Keempat, sekolah-sekolah masih mengejar prestasi mencapai ilmu pengetahuan sebanyakbanyaknya.
Sekolah-sekolah yang mengejar prestasi tidak mungkin mengabaikan tuntutan dinas
pendidikan dan kementerian pendidikan.
Lantas, proses pembelajaran (membentuk pengetahuan) berubah total menjadi pengajaran
(memberi tahu pengetahuan). Padahal kita memahami bahwa sekolah adalah lembaga pendidikan
dengan kegiatan utamanya adalah pembelajaran yang sejatinya merupakan kegiatan menjadikan
peserta didik tahu bagaimana belajar (learning how to learn).
Otonomi Pendidikan
Pendidikan formal (sekolah) merupakan upaya pemajuan bangsa. Karena itu, pendidikan harus
berdaya memajukan insan-insan pendidikan. Kemajuan bangsa Indonesia sangat ditentukan oleh
kemajuan setiap masyarakat daerah. Karena itu pula, masyarakat yang cerdas harus tersebar merata
di setiap daerah, bukan terkonsentrasi di ibukota.
Untuk memajukan masyarakat daerah, seyogianya pendidikan terlaksana secara otonom. Peran
pusat lebih kepada ulur tangan, dan bukannya campur tangan.
Mengapa demikian? Masyarakat daerah lebih memahami persoalan daerahnya. Hanya masyarakat
di daerahlah yang bisa memahami secara betul kebutuhan konkret dalam rangka memajukan
masyarakat daerahnya. Setiap daerah diberi kewenangan untuk mengembangkan potensi-potensi
daerah di bawah kontrol ketat pemerintah pusat.
Konsep otonomi pendidikan sebenarnya sudah terkandung dalam konsep pengembangan
manajemen berbasis sekolah. Manajemen berbasis sekolah merupakan upaya menjadikan sekolah
sebagai institusi pendidikan yang otonom dalam meningkatkan mutu pendidikan dan mencapai
tujuan pendidikan nasional.
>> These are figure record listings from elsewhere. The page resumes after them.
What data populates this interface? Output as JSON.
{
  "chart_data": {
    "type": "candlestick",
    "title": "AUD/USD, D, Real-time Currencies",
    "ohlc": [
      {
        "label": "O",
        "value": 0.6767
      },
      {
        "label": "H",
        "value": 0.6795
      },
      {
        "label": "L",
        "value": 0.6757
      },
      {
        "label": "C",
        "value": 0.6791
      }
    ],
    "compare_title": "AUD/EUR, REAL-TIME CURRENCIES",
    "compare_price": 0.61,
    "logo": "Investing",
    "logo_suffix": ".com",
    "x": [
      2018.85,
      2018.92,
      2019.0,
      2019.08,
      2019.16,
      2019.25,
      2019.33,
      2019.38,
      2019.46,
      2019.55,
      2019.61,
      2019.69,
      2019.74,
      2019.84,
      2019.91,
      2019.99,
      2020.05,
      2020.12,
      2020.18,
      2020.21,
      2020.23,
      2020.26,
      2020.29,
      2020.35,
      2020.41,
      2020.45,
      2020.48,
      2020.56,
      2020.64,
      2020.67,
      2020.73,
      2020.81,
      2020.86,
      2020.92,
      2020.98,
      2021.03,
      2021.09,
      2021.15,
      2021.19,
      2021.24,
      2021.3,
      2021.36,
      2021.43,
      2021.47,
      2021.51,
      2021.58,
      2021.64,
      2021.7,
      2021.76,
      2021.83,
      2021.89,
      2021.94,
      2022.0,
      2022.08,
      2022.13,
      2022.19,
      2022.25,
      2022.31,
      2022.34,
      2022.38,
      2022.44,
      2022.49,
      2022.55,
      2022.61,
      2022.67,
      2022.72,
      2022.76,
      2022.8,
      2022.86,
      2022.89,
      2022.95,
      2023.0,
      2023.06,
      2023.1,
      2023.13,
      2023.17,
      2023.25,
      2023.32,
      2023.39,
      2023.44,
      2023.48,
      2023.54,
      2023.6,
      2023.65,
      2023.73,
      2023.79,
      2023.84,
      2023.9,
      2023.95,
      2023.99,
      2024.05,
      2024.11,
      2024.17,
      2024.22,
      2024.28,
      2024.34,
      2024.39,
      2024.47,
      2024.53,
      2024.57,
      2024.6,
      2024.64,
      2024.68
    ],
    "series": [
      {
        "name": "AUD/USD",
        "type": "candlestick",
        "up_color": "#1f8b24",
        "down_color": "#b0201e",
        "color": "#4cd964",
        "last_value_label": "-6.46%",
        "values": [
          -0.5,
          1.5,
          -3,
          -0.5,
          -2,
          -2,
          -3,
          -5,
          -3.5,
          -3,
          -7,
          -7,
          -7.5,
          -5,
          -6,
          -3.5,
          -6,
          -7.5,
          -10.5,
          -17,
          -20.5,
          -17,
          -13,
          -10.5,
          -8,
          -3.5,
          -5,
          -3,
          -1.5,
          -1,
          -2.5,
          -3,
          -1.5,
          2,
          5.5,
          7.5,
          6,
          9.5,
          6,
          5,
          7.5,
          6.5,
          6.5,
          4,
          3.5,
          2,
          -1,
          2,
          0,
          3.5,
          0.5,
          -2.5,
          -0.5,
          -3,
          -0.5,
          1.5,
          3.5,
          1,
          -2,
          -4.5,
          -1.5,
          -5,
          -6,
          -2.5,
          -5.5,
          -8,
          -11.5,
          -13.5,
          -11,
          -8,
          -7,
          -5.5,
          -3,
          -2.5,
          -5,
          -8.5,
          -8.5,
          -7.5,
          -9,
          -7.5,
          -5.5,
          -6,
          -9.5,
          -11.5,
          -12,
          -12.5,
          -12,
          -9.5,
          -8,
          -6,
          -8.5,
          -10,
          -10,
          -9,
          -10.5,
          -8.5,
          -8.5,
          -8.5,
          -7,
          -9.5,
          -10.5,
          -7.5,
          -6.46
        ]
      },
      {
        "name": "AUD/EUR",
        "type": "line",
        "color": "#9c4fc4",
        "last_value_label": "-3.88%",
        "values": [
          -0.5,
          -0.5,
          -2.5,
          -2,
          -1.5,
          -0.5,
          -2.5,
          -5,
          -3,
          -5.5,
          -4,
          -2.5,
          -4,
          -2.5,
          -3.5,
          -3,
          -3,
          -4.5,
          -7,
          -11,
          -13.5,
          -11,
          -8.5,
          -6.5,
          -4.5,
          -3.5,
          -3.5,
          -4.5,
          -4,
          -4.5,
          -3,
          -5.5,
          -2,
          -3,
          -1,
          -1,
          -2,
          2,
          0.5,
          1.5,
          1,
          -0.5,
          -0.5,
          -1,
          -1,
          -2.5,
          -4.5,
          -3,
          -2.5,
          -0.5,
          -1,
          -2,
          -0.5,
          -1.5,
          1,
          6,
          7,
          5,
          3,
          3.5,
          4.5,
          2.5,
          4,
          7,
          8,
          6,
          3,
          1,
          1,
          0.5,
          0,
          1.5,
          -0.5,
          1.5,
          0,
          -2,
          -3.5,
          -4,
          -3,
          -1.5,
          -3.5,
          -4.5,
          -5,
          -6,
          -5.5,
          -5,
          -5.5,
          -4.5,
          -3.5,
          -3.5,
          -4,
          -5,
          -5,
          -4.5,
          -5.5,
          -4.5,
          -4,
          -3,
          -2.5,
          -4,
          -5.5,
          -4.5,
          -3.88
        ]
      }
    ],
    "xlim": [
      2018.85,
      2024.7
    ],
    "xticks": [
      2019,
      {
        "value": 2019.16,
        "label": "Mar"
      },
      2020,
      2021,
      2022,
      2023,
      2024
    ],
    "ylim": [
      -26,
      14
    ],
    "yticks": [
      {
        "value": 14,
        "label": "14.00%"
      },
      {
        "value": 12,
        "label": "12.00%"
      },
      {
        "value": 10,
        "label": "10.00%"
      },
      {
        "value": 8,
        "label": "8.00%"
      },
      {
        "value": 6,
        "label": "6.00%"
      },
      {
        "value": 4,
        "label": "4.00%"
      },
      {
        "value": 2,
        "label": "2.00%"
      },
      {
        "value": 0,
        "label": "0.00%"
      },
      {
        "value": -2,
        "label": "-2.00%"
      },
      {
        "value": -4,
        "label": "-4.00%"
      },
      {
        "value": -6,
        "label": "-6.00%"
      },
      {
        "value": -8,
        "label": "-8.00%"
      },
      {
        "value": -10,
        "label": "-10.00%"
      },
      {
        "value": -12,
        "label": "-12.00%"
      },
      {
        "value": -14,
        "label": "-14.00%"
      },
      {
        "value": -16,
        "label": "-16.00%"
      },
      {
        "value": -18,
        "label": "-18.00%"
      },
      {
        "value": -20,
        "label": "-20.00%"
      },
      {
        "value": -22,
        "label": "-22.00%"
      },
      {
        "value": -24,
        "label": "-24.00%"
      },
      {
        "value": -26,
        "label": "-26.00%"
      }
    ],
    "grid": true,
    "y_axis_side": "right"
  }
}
Manajemen berbasis sekolah juga menjadikan sekolah sebagai subjek
pendidikan yang aktif mengembangkan potensi-potensi lokal yang menjadi kebutuhan masyarakat
setempat.
Suparlan Soehartono, dalam buku Pemberdayaan Pendidikan Sekolah (2011) mengartikan
manajemen berbasis sekolah sebagai "konsep pemberdayaan sistem pendidikian desentralistik
menuju otonomi pendidikan sekolah dalam rangka peningkatan mutu pendidikan." Manajemen
berbasis sekolah mendorong para kepala sekolah, guru, dan tenaga pendidik, serta masyarakat lokal
untuk mengelola pendidikan dan pembelajaran sesuai dengan kebutuhan masyarakat lokal dalam
kerangka nasional dan global.
Konsekuensi logis dari penerapan manajemen berbasis sekolah adalah kebutuhan akan
profesionalitas tenaga pendidik, team work yang kuat, desentralisasi pendidikan (dari daerah ke
nasional), dan perubahan sistem ujian sekolah dan nasional, serta peningkatan kualitas
pembelajaran melalui partisipasi masyarakat.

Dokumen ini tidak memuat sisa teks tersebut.